14年前、弁護士になろうと決意した俺はまず環境を変えることを選んだ。今の環境では目指せるものも目指せない。
「導標高校から来ました。光根 路です。よろしくお願いします!!」
ここから俺は変わってやる!!俺のレールを自分で引いて自分で歩んでいく、そう決めた。
そこから俺は高校受験のときより勉強に励んだ。勉強以外はまるで視野に入っていないかのようにのめり込んだ。おかげで友達は少なかったがそれでも応援してくれる奴が何人かはいた。中でも和哉(かずや)は毎日のように俺に声をかけ、一番見守ってくれてたと思う。真面目には程遠いやつだったが、いわゆる天才型で成績は俺よりいいときもあった。
そんな和哉は登校するなり勉強している俺を見て
「お!今日も勉強してんのか?やっぱ夢持つって違うな~!!俺もなんか夢持ったら変わるかな?」
だとか
「よぅ!勉強エンジョイ勢!!勉強楽しんでるか?」
などとそれなりの返事しかできないような俺に毎日明るく声をかけてくれた。そんな声があったからだろうか?俺は勉強が全く苦じゃなかったし、なんならあいつの言う通り勉強を楽しんでいたかもしれない。
そんなこともあったから今じゃ月1で会うようにしている。そういえば弁護士になったことを一番に報告したのは両親でも「あいつ」でもなくて和哉だったっけな。それだけ俺の中の和哉は存在が大きかったのだろう。弁護士になれたことに感謝しまくってその日飯奢るって言ったら勢いすごすぎてちょっと引かれたのは良い思い出だ。なんか思い出してたら急に会いたくなってきたな……今日時間あったら和哉のとこ寄るか。
あ……会いたいと言えば俺は「あいつ」にも会っておきたいな……
「あいつ」というのは他でもない。“東野 晴”だ。俺がこの俺になるまでを話せば必ず話すことになる人。国語の物語文なら心情の変化まで読み取られるくらい重要な人物だ。最後にあったのはいったいいつだっただろうか?高校生活中はよく話してそこそこ中も良かったんだけどな。
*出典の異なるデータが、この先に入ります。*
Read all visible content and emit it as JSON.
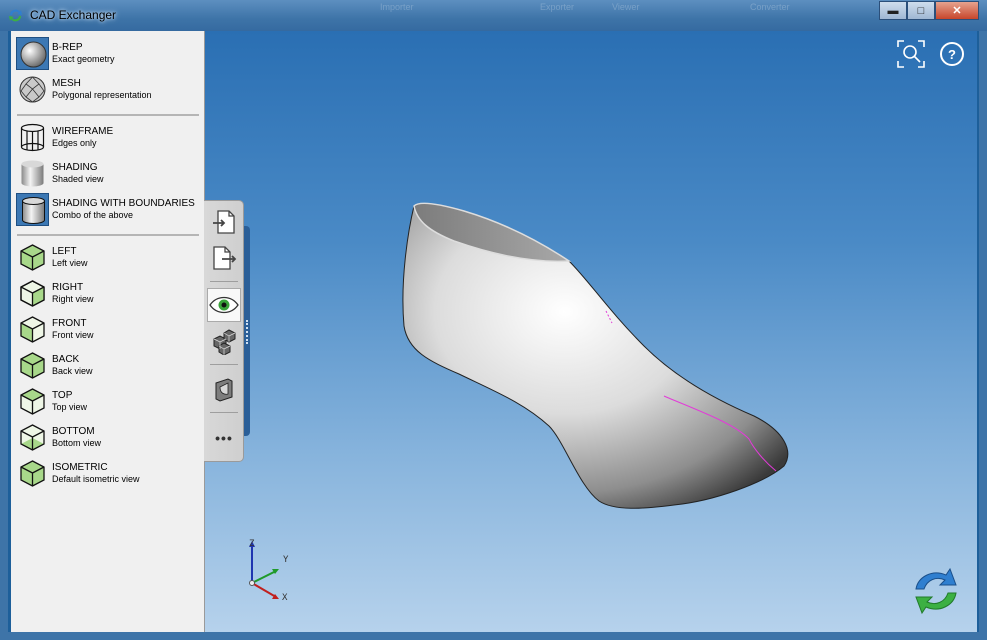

なんで疎遠になったのか、その理由は分からない。でも、1つ言えるとしたらそれは、時間のせいといったところだろう。お互い進む路も違うし、目的地だって違う。いつまでも一緒にいられる人なんてどこにもいやしないのだ。だから人は出会いを大切に生きているのだ、と、ふと思った。
「でも、もしもう一度会えたなら……」
っと、そんなことを考えていたらもうこんなとこまで来てたか。
(さぁ、今日も仕事頑張るか)
自動ドアをくぐり、受付へ足を進める。
「あのー、すみません、摘田さんって今どちr……」
そこで見たのは俺にとって、どこか懐かしい雰囲気を纏った1人の女性だった。
「はい、どうされましたか?」
「あの、あなたってもしかして……」
俺の中で1つ、サビかけていた歯車がまた動き出したような気がした。